BK, I think that there is a difference: especially if there are work-arounds or ways to avoid these things. A free society is a loose society in which everyone (or at least the very broad middle of the bell curve) had ways of living and working without having to submit to controls. Whether it is the hobos of lore, or the desert hermits or the Galt’s Gulchers, or the people sailing the high seas. Yes, there are trade-offs, and some are really nasty, but still options.
As you point out, those are being more and more narrowed. It is a frequent theme of both libertarian thought and science fiction.
Remember, too, that some restrictions are based entirely on our voluntary willingness to abide by the laws – even unjust ones. Owning firearms does NOT require permission in many states – purchasing them through “normal channels” (like gun shops) does.

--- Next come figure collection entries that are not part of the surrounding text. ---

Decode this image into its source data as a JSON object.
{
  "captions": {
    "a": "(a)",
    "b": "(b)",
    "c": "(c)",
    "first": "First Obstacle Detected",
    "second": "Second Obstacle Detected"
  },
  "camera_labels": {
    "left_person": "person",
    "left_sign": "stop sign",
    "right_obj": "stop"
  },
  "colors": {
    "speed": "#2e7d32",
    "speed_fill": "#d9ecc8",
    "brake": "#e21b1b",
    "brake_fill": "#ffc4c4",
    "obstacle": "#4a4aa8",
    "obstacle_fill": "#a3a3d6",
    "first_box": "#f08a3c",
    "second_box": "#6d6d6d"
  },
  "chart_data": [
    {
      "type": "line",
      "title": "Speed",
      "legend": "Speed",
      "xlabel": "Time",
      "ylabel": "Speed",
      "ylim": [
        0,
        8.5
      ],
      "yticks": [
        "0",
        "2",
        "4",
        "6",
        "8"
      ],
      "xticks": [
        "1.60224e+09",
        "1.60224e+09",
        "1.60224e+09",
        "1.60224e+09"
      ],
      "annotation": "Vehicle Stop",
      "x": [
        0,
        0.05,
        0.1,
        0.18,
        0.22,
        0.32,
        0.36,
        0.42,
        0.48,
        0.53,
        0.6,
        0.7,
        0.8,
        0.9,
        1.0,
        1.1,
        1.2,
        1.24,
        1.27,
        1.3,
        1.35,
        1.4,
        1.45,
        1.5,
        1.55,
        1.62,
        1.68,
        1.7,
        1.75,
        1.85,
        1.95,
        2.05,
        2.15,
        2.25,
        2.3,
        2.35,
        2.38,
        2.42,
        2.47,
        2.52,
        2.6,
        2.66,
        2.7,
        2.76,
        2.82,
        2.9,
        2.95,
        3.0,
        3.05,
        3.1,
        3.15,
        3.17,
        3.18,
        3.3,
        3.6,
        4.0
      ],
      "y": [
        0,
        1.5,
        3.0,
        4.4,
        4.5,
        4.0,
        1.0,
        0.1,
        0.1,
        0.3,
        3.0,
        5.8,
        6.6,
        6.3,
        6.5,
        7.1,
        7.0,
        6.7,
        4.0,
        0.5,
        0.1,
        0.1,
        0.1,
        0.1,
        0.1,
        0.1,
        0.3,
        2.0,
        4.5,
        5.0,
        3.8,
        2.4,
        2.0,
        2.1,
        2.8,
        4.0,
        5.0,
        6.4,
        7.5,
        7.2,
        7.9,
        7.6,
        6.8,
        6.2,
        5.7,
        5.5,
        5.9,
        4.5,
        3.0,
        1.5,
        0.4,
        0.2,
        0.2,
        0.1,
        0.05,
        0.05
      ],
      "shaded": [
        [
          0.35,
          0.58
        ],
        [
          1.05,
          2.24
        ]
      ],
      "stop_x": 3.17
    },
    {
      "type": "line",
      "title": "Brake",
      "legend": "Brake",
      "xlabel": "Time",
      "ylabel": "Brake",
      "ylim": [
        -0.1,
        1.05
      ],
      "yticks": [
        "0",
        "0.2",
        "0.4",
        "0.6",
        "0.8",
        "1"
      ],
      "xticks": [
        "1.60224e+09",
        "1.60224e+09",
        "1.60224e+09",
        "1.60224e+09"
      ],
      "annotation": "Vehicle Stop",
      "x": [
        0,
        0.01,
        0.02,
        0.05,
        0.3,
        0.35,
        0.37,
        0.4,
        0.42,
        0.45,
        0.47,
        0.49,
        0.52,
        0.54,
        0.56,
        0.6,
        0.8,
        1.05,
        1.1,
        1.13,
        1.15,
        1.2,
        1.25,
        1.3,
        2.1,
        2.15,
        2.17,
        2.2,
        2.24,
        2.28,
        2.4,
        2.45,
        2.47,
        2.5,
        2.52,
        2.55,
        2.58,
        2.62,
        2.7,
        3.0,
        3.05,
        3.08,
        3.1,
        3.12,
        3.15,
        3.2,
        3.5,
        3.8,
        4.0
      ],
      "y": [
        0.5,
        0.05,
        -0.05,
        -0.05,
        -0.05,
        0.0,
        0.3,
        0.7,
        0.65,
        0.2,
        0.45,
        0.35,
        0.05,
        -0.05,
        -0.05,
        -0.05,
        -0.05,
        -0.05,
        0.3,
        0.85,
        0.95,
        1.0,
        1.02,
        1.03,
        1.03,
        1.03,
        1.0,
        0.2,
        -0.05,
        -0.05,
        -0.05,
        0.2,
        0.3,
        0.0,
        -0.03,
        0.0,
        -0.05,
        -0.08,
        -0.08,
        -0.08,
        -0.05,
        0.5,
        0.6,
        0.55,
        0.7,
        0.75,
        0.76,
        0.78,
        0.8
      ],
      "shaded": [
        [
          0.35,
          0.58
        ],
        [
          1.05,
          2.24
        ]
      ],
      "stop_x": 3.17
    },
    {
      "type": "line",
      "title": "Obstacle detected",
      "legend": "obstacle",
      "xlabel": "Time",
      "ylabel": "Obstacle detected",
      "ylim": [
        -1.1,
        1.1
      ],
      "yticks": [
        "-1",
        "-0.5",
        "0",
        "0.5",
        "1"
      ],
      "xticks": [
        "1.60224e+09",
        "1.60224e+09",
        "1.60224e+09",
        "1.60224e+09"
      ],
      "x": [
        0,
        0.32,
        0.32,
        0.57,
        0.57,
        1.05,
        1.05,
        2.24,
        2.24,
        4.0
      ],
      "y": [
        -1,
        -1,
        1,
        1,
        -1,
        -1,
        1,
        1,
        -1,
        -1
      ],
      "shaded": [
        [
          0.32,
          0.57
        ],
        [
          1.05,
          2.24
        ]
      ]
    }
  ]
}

But I can buy one or trade for one, or be given one in many states (SD, WY, UT, to name a few) without having to have government (or anyone else’s) permission. If I am willing to be lawless, there is no place in the Fifty States I cannot own (or buy, or steal) a weapon. With risks, of course.

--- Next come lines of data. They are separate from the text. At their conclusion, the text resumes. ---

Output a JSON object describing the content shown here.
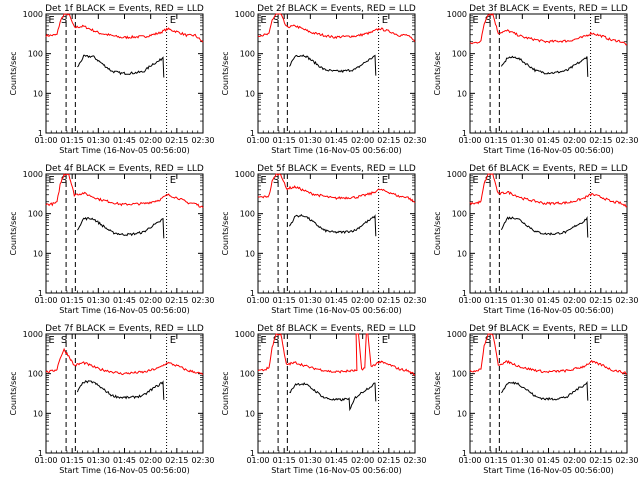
{
  "colors": {
    "events": "#000000",
    "lld": "#ff0000",
    "axes": "#000000",
    "background": "#ffffff"
  },
  "chart_data": [
    {
      "type": "line",
      "title": "Det 1f BLACK = Events, RED = LLD",
      "xlabel": "Start Time (16-Nov-05 00:56:00)",
      "ylabel": "Counts/sec",
      "ylog": true,
      "yticks": [
        "1",
        "10",
        "100",
        "1000"
      ],
      "xtick_labels": [
        "01:00",
        "01:15",
        "01:30",
        "01:45",
        "02:00",
        "02:15",
        "02:30"
      ],
      "markers": [
        "E",
        "S",
        "E"
      ],
      "series": [
        {
          "x": [
            0.0,
            4.0,
            7.0,
            9.0,
            11.5,
            14.5,
            18.0,
            24.0,
            34.0,
            48.0,
            63.0,
            72.0,
            77.5,
            85.0,
            90.0,
            95.0,
            100.0
          ],
          "y": [
            285,
            290,
            300,
            640,
            1000,
            1000,
            460,
            490,
            330,
            255,
            270,
            330,
            420,
            340,
            285,
            290,
            195
          ]
        },
        {
          "x": [
            20.0,
            24.0,
            30.0,
            36.0,
            42.0,
            48.0,
            54.0,
            62.0,
            68.0,
            72.0,
            74.5,
            75.0
          ],
          "y": [
            45,
            85,
            85,
            55,
            36,
            32,
            32,
            35,
            55,
            65,
            80,
            25
          ]
        }
      ]
    },
    {
      "type": "line",
      "title": "Det 2f BLACK = Events, RED = LLD",
      "xlabel": "Start Time (16-Nov-05 00:56:00)",
      "ylabel": "Counts/sec",
      "ylog": true,
      "yticks": [
        "1",
        "10",
        "100",
        "1000"
      ],
      "xtick_labels": [
        "01:00",
        "01:15",
        "01:30",
        "01:45",
        "02:00",
        "02:15",
        "02:30"
      ],
      "markers": [
        "E",
        "S",
        "E"
      ],
      "series": [
        {
          "x": [
            0.0,
            4.0,
            7.0,
            9.0,
            11.5,
            14.5,
            18.0,
            24.0,
            34.0,
            48.0,
            63.0,
            72.0,
            77.5,
            85.0,
            90.0,
            95.0,
            100.0
          ],
          "y": [
            290,
            295,
            310,
            700,
            1000,
            1000,
            470,
            500,
            340,
            260,
            280,
            340,
            430,
            350,
            290,
            295,
            200
          ]
        },
        {
          "x": [
            20.0,
            24.0,
            30.0,
            36.0,
            42.0,
            48.0,
            54.0,
            62.0,
            68.0,
            72.0,
            74.5,
            75.0
          ],
          "y": [
            50,
            90,
            90,
            60,
            40,
            36,
            36,
            40,
            60,
            75,
            90,
            28
          ]
        }
      ]
    },
    {
      "type": "line",
      "title": "Det 3f BLACK = Events, RED = LLD",
      "xlabel": "Start Time (16-Nov-05 00:56:00)",
      "ylabel": "Counts/sec",
      "ylog": true,
      "yticks": [
        "1",
        "10",
        "100",
        "1000"
      ],
      "xtick_labels": [
        "01:00",
        "01:15",
        "01:30",
        "01:45",
        "02:00",
        "02:15",
        "02:30"
      ],
      "markers": [
        "E",
        "S",
        "E"
      ],
      "series": [
        {
          "x": [
            0.0,
            4.0,
            7.0,
            9.0,
            11.5,
            14.5,
            18.0,
            24.0,
            34.0,
            48.0,
            63.0,
            72.0,
            77.5,
            85.0,
            90.0,
            95.0,
            100.0
          ],
          "y": [
            180,
            190,
            210,
            560,
            1000,
            1000,
            330,
            380,
            260,
            200,
            210,
            260,
            330,
            270,
            220,
            210,
            170
          ]
        },
        {
          "x": [
            20.0,
            24.0,
            30.0,
            36.0,
            42.0,
            48.0,
            54.0,
            62.0,
            68.0,
            72.0,
            74.5,
            75.0
          ],
          "y": [
            45,
            80,
            80,
            55,
            37,
            33,
            33,
            38,
            55,
            68,
            85,
            26
          ]
        }
      ]
    },
    {
      "type": "line",
      "title": "Det 4f BLACK = Events, RED = LLD",
      "xlabel": "Start Time (16-Nov-05 00:56:00)",
      "ylabel": "Counts/sec",
      "ylog": true,
      "yticks": [
        "1",
        "10",
        "100",
        "1000"
      ],
      "xtick_labels": [
        "01:00",
        "01:15",
        "01:30",
        "01:45",
        "02:00",
        "02:15",
        "02:30"
      ],
      "markers": [
        "E",
        "S",
        "E"
      ],
      "series": [
        {
          "x": [
            0.0,
            4.0,
            7.0,
            9.0,
            11.5,
            14.5,
            18.0,
            24.0,
            34.0,
            48.0,
            63.0,
            72.0,
            77.5,
            85.0,
            90.0,
            95.0,
            100.0
          ],
          "y": [
            170,
            175,
            190,
            540,
            1000,
            1000,
            300,
            330,
            230,
            170,
            180,
            220,
            300,
            240,
            190,
            180,
            140
          ]
        },
        {
          "x": [
            20.0,
            24.0,
            30.0,
            36.0,
            42.0,
            48.0,
            54.0,
            62.0,
            68.0,
            72.0,
            74.5,
            75.0
          ],
          "y": [
            40,
            75,
            75,
            50,
            34,
            30,
            30,
            34,
            50,
            60,
            75,
            24
          ]
        }
      ]
    },
    {
      "type": "line",
      "title": "Det 5f BLACK = Events, RED = LLD",
      "xlabel": "Start Time (16-Nov-05 00:56:00)",
      "ylabel": "Counts/sec",
      "ylog": true,
      "yticks": [
        "1",
        "10",
        "100",
        "1000"
      ],
      "xtick_labels": [
        "01:00",
        "01:15",
        "01:30",
        "01:45",
        "02:00",
        "02:15",
        "02:30"
      ],
      "markers": [
        "E",
        "S",
        "E"
      ],
      "series": [
        {
          "x": [
            0.0,
            4.0,
            7.0,
            9.0,
            11.5,
            14.5,
            18.0,
            24.0,
            34.0,
            48.0,
            63.0,
            72.0,
            77.5,
            85.0,
            90.0,
            95.0,
            100.0
          ],
          "y": [
            260,
            265,
            280,
            640,
            1000,
            1000,
            430,
            470,
            320,
            245,
            260,
            320,
            410,
            330,
            270,
            265,
            190
          ]
        },
        {
          "x": [
            20.0,
            24.0,
            30.0,
            36.0,
            42.0,
            48.0,
            54.0,
            62.0,
            68.0,
            72.0,
            74.5,
            75.0
          ],
          "y": [
            48,
            88,
            88,
            58,
            38,
            34,
            34,
            38,
            58,
            72,
            88,
            27
          ]
        }
      ]
    },
    {
      "type": "line",
      "title": "Det 6f BLACK = Events, RED = LLD",
      "xlabel": "Start Time (16-Nov-05 00:56:00)",
      "ylabel": "Counts/sec",
      "ylog": true,
      "yticks": [
        "1",
        "10",
        "100",
        "1000"
      ],
      "xtick_labels": [
        "01:00",
        "01:15",
        "01:30",
        "01:45",
        "02:00",
        "02:15",
        "02:30"
      ],
      "markers": [
        "E",
        "S",
        "E"
      ],
      "series": [
        {
          "x": [
            0.0,
            4.0,
            7.0,
            9.0,
            11.5,
            14.5,
            18.0,
            24.0,
            34.0,
            48.0,
            63.0,
            72.0,
            77.5,
            85.0,
            90.0,
            95.0,
            100.0
          ],
          "y": [
            180,
            185,
            200,
            560,
            1000,
            1000,
            310,
            350,
            240,
            180,
            190,
            240,
            310,
            250,
            200,
            190,
            150
          ]
        },
        {
          "x": [
            20.0,
            24.0,
            30.0,
            36.0,
            42.0,
            48.0,
            54.0,
            62.0,
            68.0,
            72.0,
            74.5,
            75.0
          ],
          "y": [
            42,
            78,
            78,
            52,
            35,
            31,
            31,
            35,
            52,
            62,
            78,
            25
          ]
        }
      ]
    },
    {
      "type": "line",
      "title": "Det 7f BLACK = Events, RED = LLD",
      "xlabel": "Start Time (16-Nov-05 00:56:00)",
      "ylabel": "Counts/sec",
      "ylog": true,
      "yticks": [
        "1",
        "10",
        "100",
        "1000"
      ],
      "xtick_labels": [
        "01:00",
        "01:15",
        "01:30",
        "01:45",
        "02:00",
        "02:15",
        "02:30"
      ],
      "markers": [
        "E",
        "S",
        "E"
      ],
      "series": [
        {
          "x": [
            0.0,
            4.0,
            7.0,
            9.0,
            11.5,
            14.5,
            18.0,
            24.0,
            34.0,
            48.0,
            63.0,
            72.0,
            77.5,
            85.0,
            90.0,
            95.0,
            100.0
          ],
          "y": [
            110,
            115,
            130,
            250,
            400,
            280,
            160,
            190,
            130,
            100,
            110,
            140,
            190,
            150,
            120,
            110,
            95
          ]
        },
        {
          "x": [
            20.0,
            24.0,
            30.0,
            36.0,
            42.0,
            48.0,
            54.0,
            62.0,
            68.0,
            72.0,
            74.5,
            75.0
          ],
          "y": [
            35,
            62,
            62,
            42,
            28,
            25,
            25,
            28,
            42,
            52,
            62,
            22
          ]
        }
      ]
    },
    {
      "type": "line",
      "title": "Det 8f BLACK = Events, RED = LLD",
      "xlabel": "Start Time (16-Nov-05 00:56:00)",
      "ylabel": "Counts/sec",
      "ylog": true,
      "yticks": [
        "1",
        "10",
        "100",
        "1000"
      ],
      "xtick_labels": [
        "01:00",
        "01:15",
        "01:30",
        "01:45",
        "02:00",
        "02:15",
        "02:30"
      ],
      "markers": [
        "E",
        "S",
        "E"
      ],
      "series": [
        {
          "x": [
            0.0,
            4.0,
            7.0,
            9.0,
            11.5,
            14.5,
            18.0,
            24.0,
            34.0,
            48.0,
            63.0,
            62.5,
            64.0,
            66.0,
            68.0,
            69.0,
            70.0,
            72.0,
            77.5,
            85.0,
            90.0,
            95.0,
            100.0
          ],
          "y": [
            120,
            125,
            140,
            460,
            1000,
            1000,
            170,
            190,
            140,
            110,
            120,
            1000,
            1000,
            130,
            140,
            1000,
            1000,
            150,
            200,
            160,
            130,
            120,
            95
          ]
        },
        {
          "x": [
            20.0,
            24.0,
            30.0,
            36.0,
            42.0,
            48.0,
            54.0,
            58.0,
            58.5,
            62.0,
            68.0,
            72.0,
            74.5,
            75.0
          ],
          "y": [
            32,
            55,
            55,
            38,
            25,
            22,
            22,
            24,
            12,
            25,
            38,
            48,
            58,
            20
          ]
        }
      ]
    },
    {
      "type": "line",
      "title": "Det 9f BLACK = Events, RED = LLD",
      "xlabel": "Start Time (16-Nov-05 00:56:00)",
      "ylabel": "Counts/sec",
      "ylog": true,
      "yticks": [
        "1",
        "10",
        "100",
        "1000"
      ],
      "xtick_labels": [
        "01:00",
        "01:15",
        "01:30",
        "01:45",
        "02:00",
        "02:15",
        "02:30"
      ],
      "markers": [
        "E",
        "S",
        "E"
      ],
      "series": [
        {
          "x": [
            0.0,
            4.0,
            7.0,
            9.0,
            11.5,
            14.5,
            18.0,
            24.0,
            34.0,
            48.0,
            63.0,
            72.0,
            77.5,
            85.0,
            90.0,
            95.0,
            100.0
          ],
          "y": [
            115,
            120,
            135,
            480,
            1000,
            1000,
            170,
            200,
            140,
            110,
            120,
            150,
            200,
            160,
            125,
            115,
            100
          ]
        },
        {
          "x": [
            20.0,
            24.0,
            30.0,
            36.0,
            42.0,
            48.0,
            54.0,
            62.0,
            68.0,
            72.0,
            74.5,
            75.0
          ],
          "y": [
            33,
            58,
            58,
            40,
            26,
            23,
            23,
            26,
            40,
            50,
            60,
            21
          ]
        }
      ]
    }
  ]
}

It comes down, perhaps, to a matter of what we value more: liberty or conformance.
the direct answer to the posed question: WE OWN OURSELVES and all that statement implies. as is sometime the case, ‘theory’ and ‘reality’ do not coincide so one, or both, must change.
in America become amerika, the ‘theory’ of ‘free men’ has been pitted against the ‘reality’ of ‘free men’ and the theory has been changed at all levels of power. now, ‘free men’ are only so at the pleasure of their betters…their overseers…their masters…with many of the ‘citizenry’ accepting of their ‘place’. all others are demonized as ‘extremists’, ‘racists’, ‘homophobes’, ‘deplorables’, etc.
the demonization ramping up hatred is in full swing. historically, such events are followed by destruction of those demonized. is this the future coming toward us?
Beau, great points.
Too many people here in the Fifty States (and the rest of the world) either say (or act like) someone else owns them.
Yes, demonization often DOES lead to those demonized being destroyed. BUT… not always. We can and do find examples throughout history where the despicables and the deplorables DO survive and prosper, while those who would have destroyed them have failed and fallen. I pray that 21st Century America might be such a place.
We are all self owned, problem is that we are all controlled by the government in many ways. We must question that control all the time and where we can fight it.
Too many people refuse to admit this truth, or fail to understand that their actions do not match their claims of self-ownership.